The process and rigor of finding the product-market fit, making systems work, and creating a compelling piece of content for these idea-driven tech startups is/was a thing of joy.

~ Padmini Murthy

She is a hands-on marketer and believes in applied learning. "If you cannot do it yourself, then you cannot lead or guide a team to do it. Imagine that your entire team took off for a week and you’re on your own - you got to be skilled to do everyone’s job and run it like a one-person army. And there's no short cut to hard work. You got to invest your time, experiment, and stumble upon various untraveled paths to find the most optimal way and the best product messaging, and all this with the agile mindset."

Her favorite persona to market to - developers. Because - it's straight forward marketing, no B.S. and no frills. It relies on a core principle that also guides her daily life path - WYSIWYG (what you see is what you get). And one more life mantra - no matter where you are in your career and life journey, make time for the finer things - good friends, food, books, and music because those rich life experiences are essential to write compelling marketing messages and tell powerful stories. And more importantly, because they stick with you beyond that, and help you to shape the life experiences of people around you, especially the next generation.

Q: What would you like to see your team accomplish in 2019?

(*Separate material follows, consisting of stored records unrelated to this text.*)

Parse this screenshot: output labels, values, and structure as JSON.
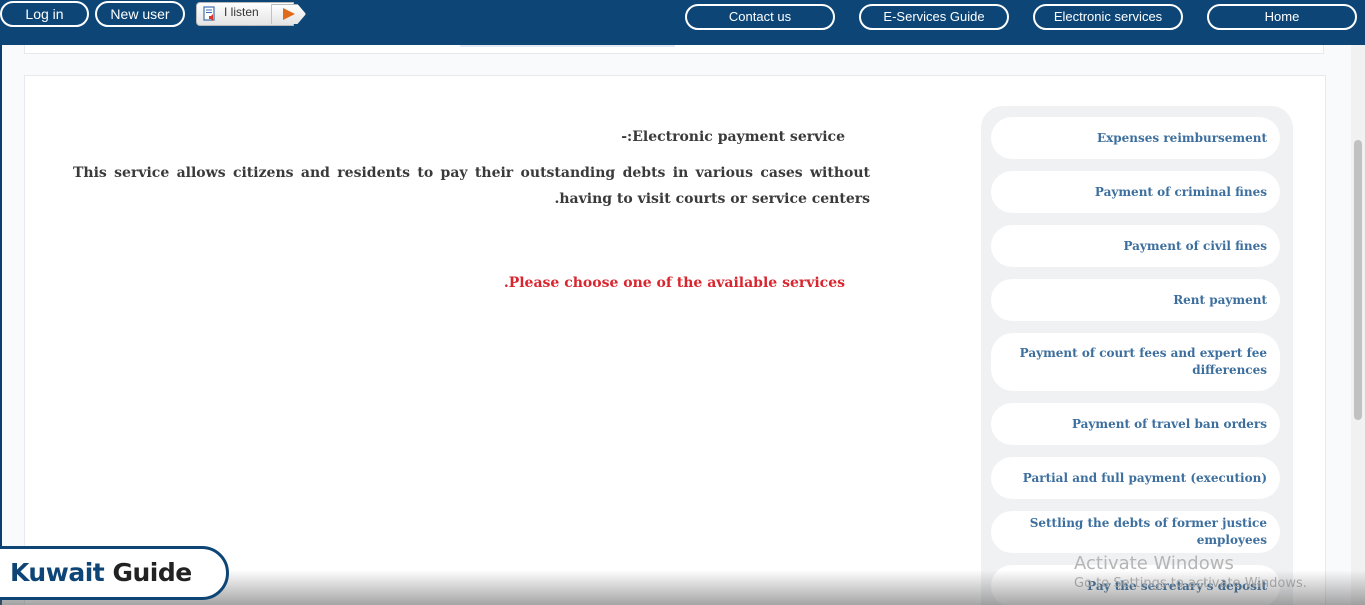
{
  "topbar": {
    "login": "Log in",
    "new_user": "New user",
    "listen": "I listen",
    "contact": "Contact us",
    "guide": "E-Services Guide",
    "electronic": "Electronic services",
    "home": "Home"
  },
  "content": {
    "title": "Electronic payment service:-",
    "description": "This service allows citizens and residents to pay their outstanding debts in various cases without having to visit courts or service centers.",
    "note": "Please choose one of the available services."
  },
  "services": [
    "Expenses reimbursement",
    "Payment of criminal fines",
    "Payment of civil fines",
    "Rent payment",
    "Payment of court fees and expert fee differences",
    "Payment of travel ban orders",
    "Partial and full payment (execution)",
    "Settling the debts of former justice employees",
    "Pay the secretary's deposit"
  ],
  "watermark": {
    "line1": "Activate Windows",
    "line2": "Go to Settings to activate Windows."
  },
  "logo": {
    "part1": "Kuwait",
    "part2": "Guide"
  },
  "colors": {
    "nav": "#0d4676",
    "link": "#3d6f9e",
    "alert": "#d9252e"
  },
  "icons": {
    "listen": "speaker-document-icon",
    "play": "play-icon"
  }
}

I run one of the largest developer evangelism programs for Oracle, and we have already established a deep Oracle footprint within various external tech communities across the Americas, driving awareness about Oracle’s technologies. The team has grown from 2 to 4 to deepen this footprint. In 2018 we quadrupled our evangelism touch points here. In 2019, we want to replicate this success across other geographies, reach a wider audience of developers, data scientists, DBAs, and data engineers, and expand the community footprint to include quality work with very large user groups.


Q: Who is your role model or hero?

My father for his unique way of imparting deep life lessons to me - through his silence.

Q: What is your favorite book?

There are quite a few, but most recently this year, 'Quiet' by Susan Cain.

'Quiet' by Susan Cain

Q: Do you use any specific method or system to run daily operations?

Scrums, Evernote, and Confluence! These systems help me and my team breakdown large projects into tiny, achievable tasks and keep track of them. We make a lot of progress on many critical projects by using these tools. We believe in learning from experiments, so shipping the product early to get the market pulse and reiterating has helped us to build a strong foundation to scale.

We believe in learning from experiments, so shipping the product early to get the market pulse and reiterating has helped us to build a strong foundation to scale.

~ Padmini Murthy

Q: Why did you choose your present industry at this time?

Well, I've always been deeply embedded in the tech space for most of my career. I have seen the many transitions from on-premise models, to cloud computing, serverless computing, and now edge computing. It's fascinating to see this evolution and notice the choice of tools out there for developers to build an application swiftly (think DevOps). And, we now are on to ML and DL to manage and analyze all of the underlying data that powers these applications, and we've only scratched the surface. So, long story short, I am glad I ventured into a tech marketing career right after my business school.

Q: What is the best/worst moment you can remember in your career?

I’d like to remember the high points, so I’ll talk about the best decision. The year (2014) when I took a couple of months off from all professional commitments to spend time with my (then) 6-year old son was undoubtedly the best of the best time. First, it was much needed, as I had barely spent any time with him since he was born. Second, the idle mind space brought a lot more creativity that was required after a hectic professional run. It helped me to recenter and reconnect. Third, it opened up the horizons to do newer and bigger things - and one of them was starting my marketing outfit to help startups in the Valley.

Q: Looking back - if you could advise a younger version of yourself to do something different - what would it be?

I lived the first 20 years of my life in India with my parents (before I immigrated to the United States). While it was one of the best times of my life back home with mom’s love and dad’s pampering, I wish I had stepped out of home early and gotten into the workforce younger. When I look at the baristas at Starbucks, the young tellers at the bank, or the retail agents at Nordstrom, I often think of this. That would have forced me to step out of my comfort zones and ‘level in’ my ego sooner, made me independent sooner, and expose me to a different set of people sooner - all to shape my perception and experiences differently.